Colon cancer is the second leading cause of cancer-related deaths in the United States. An increasing number of human studies have highlighted the association among the consumption of sugary drinks, obesity, and the risk of colon cancer. It is currently thought that sugar is harmful to our health mainly because consuming too much can lead to obesity. It is well known that obesity increases the risk of many types of cancer, including colon cancer. However, whether a direct, causal link exists between sugar consumption and colon cancer has remained unknown.

Our group recently showed that consuming a modest amount of refined sugar every day—the equivalent of a human drinking about 12 ounces of a sugar-sweetened beverage daily—accelerates colon tumor development in mice, and it does so independently of causing obesity.

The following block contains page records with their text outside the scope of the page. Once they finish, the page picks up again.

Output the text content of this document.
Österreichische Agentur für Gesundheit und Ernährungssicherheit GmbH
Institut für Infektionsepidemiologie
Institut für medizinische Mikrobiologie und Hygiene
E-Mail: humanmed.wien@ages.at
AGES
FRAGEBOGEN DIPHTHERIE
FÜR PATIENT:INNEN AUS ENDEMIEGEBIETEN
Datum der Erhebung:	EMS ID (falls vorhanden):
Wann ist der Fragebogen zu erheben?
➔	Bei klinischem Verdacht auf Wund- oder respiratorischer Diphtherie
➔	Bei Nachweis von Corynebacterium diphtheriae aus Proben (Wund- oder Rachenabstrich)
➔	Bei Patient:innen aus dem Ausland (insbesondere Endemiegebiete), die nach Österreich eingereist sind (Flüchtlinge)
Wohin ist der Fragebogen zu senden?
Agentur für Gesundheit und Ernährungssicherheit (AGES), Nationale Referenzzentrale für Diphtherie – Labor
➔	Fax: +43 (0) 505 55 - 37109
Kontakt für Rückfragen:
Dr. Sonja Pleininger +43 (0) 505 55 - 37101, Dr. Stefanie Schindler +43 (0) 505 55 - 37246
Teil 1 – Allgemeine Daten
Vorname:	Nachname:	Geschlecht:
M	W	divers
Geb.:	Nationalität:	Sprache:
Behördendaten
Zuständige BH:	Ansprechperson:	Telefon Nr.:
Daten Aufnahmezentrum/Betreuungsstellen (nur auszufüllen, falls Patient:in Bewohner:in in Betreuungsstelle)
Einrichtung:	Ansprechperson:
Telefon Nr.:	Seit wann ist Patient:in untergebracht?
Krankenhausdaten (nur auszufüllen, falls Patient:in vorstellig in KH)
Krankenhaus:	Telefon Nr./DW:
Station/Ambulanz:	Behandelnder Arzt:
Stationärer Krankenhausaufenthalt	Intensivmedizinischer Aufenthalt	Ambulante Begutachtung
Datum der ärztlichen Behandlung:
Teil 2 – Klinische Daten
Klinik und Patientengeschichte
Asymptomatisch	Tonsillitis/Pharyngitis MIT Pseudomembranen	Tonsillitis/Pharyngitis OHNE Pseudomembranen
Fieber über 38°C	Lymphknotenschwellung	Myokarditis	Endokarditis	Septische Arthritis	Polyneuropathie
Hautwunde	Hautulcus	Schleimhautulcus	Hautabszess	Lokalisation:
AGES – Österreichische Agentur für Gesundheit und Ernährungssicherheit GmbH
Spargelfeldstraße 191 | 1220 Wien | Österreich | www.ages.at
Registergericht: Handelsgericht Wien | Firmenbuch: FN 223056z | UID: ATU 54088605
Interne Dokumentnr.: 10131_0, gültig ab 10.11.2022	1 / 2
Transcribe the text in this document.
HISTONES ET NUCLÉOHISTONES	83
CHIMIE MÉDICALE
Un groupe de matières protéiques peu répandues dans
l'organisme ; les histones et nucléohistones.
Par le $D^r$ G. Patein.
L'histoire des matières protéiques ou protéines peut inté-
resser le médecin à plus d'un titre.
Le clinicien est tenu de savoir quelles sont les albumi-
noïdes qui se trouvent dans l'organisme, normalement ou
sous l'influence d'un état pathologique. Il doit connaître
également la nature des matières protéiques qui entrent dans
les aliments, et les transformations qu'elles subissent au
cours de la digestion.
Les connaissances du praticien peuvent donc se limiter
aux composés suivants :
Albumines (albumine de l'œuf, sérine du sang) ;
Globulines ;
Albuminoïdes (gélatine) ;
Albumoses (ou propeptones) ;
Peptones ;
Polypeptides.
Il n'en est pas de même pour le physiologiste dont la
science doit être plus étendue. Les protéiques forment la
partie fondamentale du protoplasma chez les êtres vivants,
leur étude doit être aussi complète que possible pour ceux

The proposed project will identify the molecular mechanisms by which sugar enhance colon tumor development. In particular, we will focus on how sugary drinks alter the bacteria living in the gut and how these altered gut bacteria contribute to tumor development. To this end, we hope to identify bacteria that increase specifically in response to sugar consumption that could serve as new targets for prevention and treatment for colon cancer patients. Given that more than half of American young adults consume at least one sugar-sweetened beverage daily, and that young-onset colon cancer is on the rise for unknown reasons, any positive findings from this project will be of immense significance.

Funded by the Stuart Scott Memorial Cancer Research Fund

Cancer cachexia is a wasting disease with significant fat and muscle loss occurring in 1/3 of all patients with cancer and causing 1/3 of all cancer patient deaths. It is also makes patients not want to eat. Cancer patients with cachexia live half as long as patients with the same cancers without cachexia. These patients have a poor quality of life which prevents them from taking medications to treat their cancer as well. Currently there are no treatments for this wasting disease. Therefore, clinicians often use medications that are not approved by the government to treat cancer cachexia with little benefit.

We aimed to better understand how cancers can cause cachexia wasting in order to create new medications for this disease. Our research has identified a molecule made by cancers that causes fat breakdown and causes decreased food intake. These cancer-secreted factors do this by acting directly on the fat and the part of the brain that controls food intake. These factors also reprogram the fat to secrete other factors that also affect the brain’s appetite center. We believe the combination of these events is responsible for the wasting seen in these cancer patients. Our research proposal will try to identify how these molecules affect the fat tissue and the brain to cause cancer cachexia to help us develop new medications for this under-treated disease. Creating a treatment for cancer cachexia will improve cancer patients’ quality of life and overall life span.